Design of Robust Fuzzy Logic Controller Based on Gradient Descent Algorithm with Parallel-Resonance Type Fault Current Limiter for Grid-Tied PV System

Abstract

This article demonstrates a new topology for optimization of the electrical variables and enhancement of low-voltage-ride-through (LVRT) capacity of a grid-tied photovoltaic system (PS) during asymmetrical faults. The proposed topology comprises a fuzzy-logic controller (FLC) based on gradient descent (GD) optimization in association with parallel-resonance-type fault current limiter (PRFCL) as an LVRT circuitry. Gradient descent is an iterative process to minimize the objective function by updating the variable in the opposite direction of the gradient of the objective function.
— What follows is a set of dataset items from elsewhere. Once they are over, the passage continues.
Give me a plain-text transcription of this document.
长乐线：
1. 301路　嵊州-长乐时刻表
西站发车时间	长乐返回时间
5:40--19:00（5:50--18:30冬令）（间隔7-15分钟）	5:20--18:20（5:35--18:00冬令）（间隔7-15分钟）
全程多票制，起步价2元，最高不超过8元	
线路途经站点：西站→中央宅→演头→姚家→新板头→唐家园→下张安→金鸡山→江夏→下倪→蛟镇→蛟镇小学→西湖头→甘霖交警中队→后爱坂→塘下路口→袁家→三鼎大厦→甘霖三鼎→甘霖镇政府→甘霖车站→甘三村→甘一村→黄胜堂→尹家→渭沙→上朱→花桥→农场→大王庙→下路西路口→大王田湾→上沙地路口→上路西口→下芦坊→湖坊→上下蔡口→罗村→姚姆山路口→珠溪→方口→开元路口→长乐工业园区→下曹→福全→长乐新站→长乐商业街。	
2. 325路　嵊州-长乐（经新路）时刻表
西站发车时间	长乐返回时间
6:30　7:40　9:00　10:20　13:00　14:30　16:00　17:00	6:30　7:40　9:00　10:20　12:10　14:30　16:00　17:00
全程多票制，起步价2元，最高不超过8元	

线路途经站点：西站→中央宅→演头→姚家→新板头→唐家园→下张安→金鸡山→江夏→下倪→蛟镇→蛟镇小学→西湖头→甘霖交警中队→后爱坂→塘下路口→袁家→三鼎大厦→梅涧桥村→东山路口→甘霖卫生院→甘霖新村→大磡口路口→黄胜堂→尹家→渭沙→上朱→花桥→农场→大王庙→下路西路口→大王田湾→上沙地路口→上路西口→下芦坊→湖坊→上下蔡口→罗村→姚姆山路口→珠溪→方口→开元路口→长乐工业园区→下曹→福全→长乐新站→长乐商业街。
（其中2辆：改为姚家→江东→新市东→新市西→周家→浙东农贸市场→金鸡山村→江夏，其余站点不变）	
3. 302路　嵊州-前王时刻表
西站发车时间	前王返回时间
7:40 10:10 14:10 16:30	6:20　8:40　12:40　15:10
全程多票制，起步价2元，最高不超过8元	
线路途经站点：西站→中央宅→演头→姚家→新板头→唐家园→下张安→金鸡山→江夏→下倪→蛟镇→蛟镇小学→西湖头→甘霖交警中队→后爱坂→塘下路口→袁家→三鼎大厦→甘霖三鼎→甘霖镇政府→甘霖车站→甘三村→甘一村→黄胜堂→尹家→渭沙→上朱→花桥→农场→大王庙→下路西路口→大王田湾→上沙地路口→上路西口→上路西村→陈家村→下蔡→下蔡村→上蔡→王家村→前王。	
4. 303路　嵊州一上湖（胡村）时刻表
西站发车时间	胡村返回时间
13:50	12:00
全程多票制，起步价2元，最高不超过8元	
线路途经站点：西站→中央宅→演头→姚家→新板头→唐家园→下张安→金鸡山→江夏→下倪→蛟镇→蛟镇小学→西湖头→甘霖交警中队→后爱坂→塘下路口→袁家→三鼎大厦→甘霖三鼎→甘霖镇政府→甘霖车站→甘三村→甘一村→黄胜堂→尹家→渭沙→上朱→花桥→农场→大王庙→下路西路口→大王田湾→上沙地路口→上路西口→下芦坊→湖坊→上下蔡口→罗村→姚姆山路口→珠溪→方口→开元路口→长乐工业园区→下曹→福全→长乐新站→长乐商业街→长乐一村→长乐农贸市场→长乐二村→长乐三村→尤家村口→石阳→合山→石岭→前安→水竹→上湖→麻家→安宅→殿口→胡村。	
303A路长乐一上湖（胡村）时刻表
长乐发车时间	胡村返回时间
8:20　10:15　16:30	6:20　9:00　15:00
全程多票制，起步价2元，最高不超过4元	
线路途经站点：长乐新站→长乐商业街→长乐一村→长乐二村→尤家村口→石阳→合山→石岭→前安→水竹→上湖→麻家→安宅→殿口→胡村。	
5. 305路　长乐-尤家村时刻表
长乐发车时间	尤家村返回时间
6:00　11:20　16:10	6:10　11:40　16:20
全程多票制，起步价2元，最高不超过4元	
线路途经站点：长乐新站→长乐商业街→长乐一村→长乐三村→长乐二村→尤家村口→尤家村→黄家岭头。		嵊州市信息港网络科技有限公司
The PRFCL optimizes the fault variables, specifically preventing voltage sag without any transitional spikes. A 100-kW detailed model of grid-tied PS is used in MATLAB/Simulink to analyze the response of the proposed topology at the point of common coupling (PCC) and PV side variables. A keen comparative study of the conventionally adopted proportional-integral (PI) controller in association with crowbar circuitry is carried out for the justification of the proposed topology. The simulation findings of the proposed topology authenticate the optimal response of variables in terms of stability, robustness, smoothness, and fault tolerance at both the grid side and the PV side.